The throwback sound may have been the result of years of Portland area releases that never got national distribution. Then one day a European remix of ‘I Can’t Wait” caught the attention of record execs at Atlantic Records and before you knew it Poolside was recorded, complete with previously released material from the band’s small fish days back in Portland (re worked of course).

Poolside was one of the better examples of tech driven mid to late ’80s pop. In some ways it was unusual as it was a collection of bouncy innocent dance songs that sounded as they could have been sampled by rappers from the Sugarhill era. The bright production was always heavy on rhythm with a back beat that resonated as well on the R&B charts as it did on mainstream pop channels.

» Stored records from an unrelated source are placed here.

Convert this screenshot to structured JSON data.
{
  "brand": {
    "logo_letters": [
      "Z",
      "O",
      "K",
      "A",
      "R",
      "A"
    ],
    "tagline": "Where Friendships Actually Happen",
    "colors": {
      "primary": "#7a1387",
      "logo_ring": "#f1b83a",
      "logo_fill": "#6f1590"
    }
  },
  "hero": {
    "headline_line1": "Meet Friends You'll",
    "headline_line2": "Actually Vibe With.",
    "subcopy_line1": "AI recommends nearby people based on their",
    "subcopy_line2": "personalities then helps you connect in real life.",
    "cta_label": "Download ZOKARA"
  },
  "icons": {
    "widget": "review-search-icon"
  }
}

That broad appeal made Poolside was something of a small revolution. It was simple, direct and danceable pop that had freestyle elements that appealed to the hip hop and dance community. “I Can’t Wait” had the distinction of being a major pop, R&B as well as dance hit thanks to a Shep Pettibone remix.

The voice of Nu Shooz, Valerie Day had the charm and optimism of the best girl groups of the time, but with a subtle sophistication that came with a bit of experience on the scene. That experience may have been one of the reasons Nu Shooz was nominated for a Grammy in 1987 for Best New Artist category, even though they were not new, just new to national distribution.

Nu Shooz’s impact on the charts would continue with their follow-up Told U So in 1988. Poolside however is the pair at their bubbly, happy rhythmic best.